Coronavirus had forced an explosion of digital creativity around charities’ digital services – but will they keep the momentum going after lockdown?
It’s week six of the UK coronavirus lockdown. While we’re all looking forward to a return to normality, the term ’new normal’ has almost become a mantra and it’s clear that this is going to be a long game. It’s likely that there will need to be some degree of social distancing measures in place for at least a year, until we have a usable vaccine.
As Charity Digital CEO Jonathan Chevallier said in his vlog for charities: “Those of you who rapidly digitised services thinking it was a short term stopgap and you wouldn’t have to think too much about it, or maybe put off digitising them because you thought it would all blow over quickly, it’s looking like that’s not going to be the case.”
Right now, charities are experiencing a 43% increase in demand for their services, according to a survey by the Charity Finance Group and NCVO, forcing many to adapt their services rapidly for online platforms.

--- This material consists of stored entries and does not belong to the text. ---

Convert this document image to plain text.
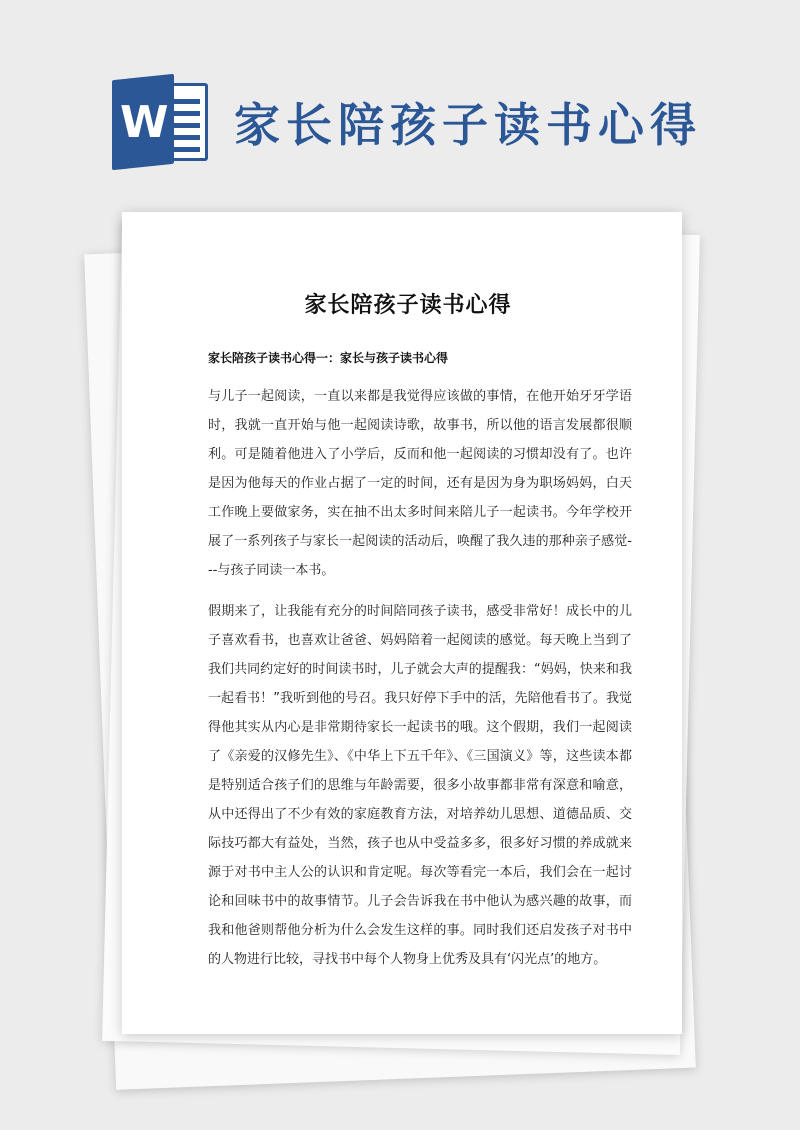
W 家长陪孩子读书心得
家长陪孩子读书心得
家长陪孩子读书心得一：家长与孩子读书心得

与儿子一起阅读，一直以来都是我觉得应该做的事情，在他开始牙牙学语时，我就一直开始与他一起阅读诗歌，故事书，所以他的语言发展都很顺利。可是随着他进入了小学后，反而和他一起阅读的习惯却没有了。也许是因为他每天的作业占据了一定的时间，还有是因为身为职场妈妈，白天工作晚上要做家务，实在抽不出太多时间来陪儿子一起读书。今年学校开展了一系列孩子与家长一起阅读的活动后，唤醒了我久违的那种亲子感觉---与孩子同读一本书。

假期来了，让我能有充分的时间陪同孩子读书，感受非常好！成长中的儿子喜欢看书，也喜欢让爸爸、妈妈陪着一起阅读的感觉。每天晚上当到了我们共同约定好的时间读书时，儿子就会大声的提醒我：“妈妈，快来和我一起看书！”我听到他的号召。我只好停下手中的活，先陪他看书了。我觉得他其实从内心是非常期待家长一起读书的哦。这个假期，我们一起阅读了《亲爱的汉修先生》、《中华上下五千年》、《三国演义》等，这些读本都是特别适合孩子们的思维与年龄需要，很多小故事都非常有深意和喻意，从中还得出了不少有效的家庭教育方法，对培养幼儿思想、道德品质、交际技巧都大有益处，当然，孩子也从中受益多多，很多好习惯的养成就来源于对书中主人公的认识和肯定呢。每次等看完一本后，我们会在一起讨论和回味书中的故事情节。儿子会告诉我在书中他认为感兴趣的故事，而我和他爸则帮他分析为什么会发生这样的事。同时我们还启发孩子对书中的人物进行比较，寻找书中每个人物身上优秀及具有‘闪光点’的地方。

But while it’s been inspiring to see the resourcefulness and quick thinking of many charities there’s also a need to make sure these services are sustainable in the long run.
If there’s one positive thing that charities have taken from this crisis, it’s perhaps the opportunity to explore things they may never have thought of trying before.
We’re all learning new things about our audiences and the things that work, and charities are no exception. Charities are experimenting with digital, unlocking the benefits of scale and engaging with some hard to reach groups. This has led many to give serious thought as to whether they should be offering some of their services digitally alongside face to face ones in the future.
We recently heard from Charity Digital trustee Zoe Amar about how Soundabout, a charity who empower people with severe and profound learning disabilities through engagement with music, has had to quickly develop virtual events for Facebook. From doing this, they’ve discovered a demand for digital services that they never knew existed and that has significantly expanded their reach.
Amar says: “They’ve gone from seeing eight people plus carers in face to face group sessions to reaching a cumulative total of 12k via Facebook live broadcasts and doubling followers on the platform. Daily visitors to Soundabout’s website (where families can access these events afterwards) have quadrupled.”
“Cook told me that, ‘Ironically, the new situation has opened up for us exciting new avenues of service. In the past, people either had to attend events, often a distance from where they lived, or our dedicated music practitioners were required to visit families frequently far apart from each other.’”
Breast Cancer Care’s award-winning BECCA app – a service with over 300 daily ’life hacks’ to help women adapt and rebuild their lives post-treatment, has been running for four years now and reaches about 36,000 users, proving to be a service that grows and grows.
As an app that provides ongoing support to women, the principle of building for sustainability was always a strong driver from the start. Keeping content updated regularly can be labour-intensive, but the team decided to invest in machine learning technology to automatically scrape and filter content from the web, reducing the dependency on staff time and allowing for a wider range of relevant, constantly updated content to be pulled in to the app that might previously have been missed.
There are also myriad examples of charity services that took an existing tool and repurposed it, making it cost-effective in the long run.
When Refugee Action needed to deliver their crucial online training in a way that offered more flexibility for service users whilst not outstretching their extremely limited staff and resources, they decided to forgo the all-singing, all-dancing platforms.
Instead, they looked at what they already had and opted to use a WordPress plugin that could be quickly and cheaply deployed. It was a tool that was already being used internally for their website, and plugins are cost-effective and easy to adapt and maintain.
Just because services are put together quickly, it doesn’t mean they have to seem cobbled together. The Digital Design Principles from CAST are a great foundation for any charity wanting to explore new service models that are robust and have staying power. For instance, figuring out what your service users need, the digital channels they want to use, then trying projects in short test-learn cycles where you can quickly iterate on what’s working and scrap what isn’t.
Rather than planning everything upfront based on assumptions and risking investing a lot of up-front resources, this approach focuses on testing and solving one problem at a time - this is the virtuous cycle that lies at the heart of digital development, and it forms the basis of the ’Agile’ methodology on which every successful tech development firm runs.
Building the smallest, cheapest version of something and testing the ideas as you go is also a hugely effective cost-saving strategy. Likewise, another core digital design principle is that digital services don’t have to be based on entirely new and shiny technology that’s unique to your charity. In fact, it’s always worth exploring what’s already out there you can use or build upon.
“Very often it is much cheaper and quicker to repurpose existing digital tools than to build something new. If you are spending money and time on a new digital thing, you should have a bulletproof reason why,” say CAST.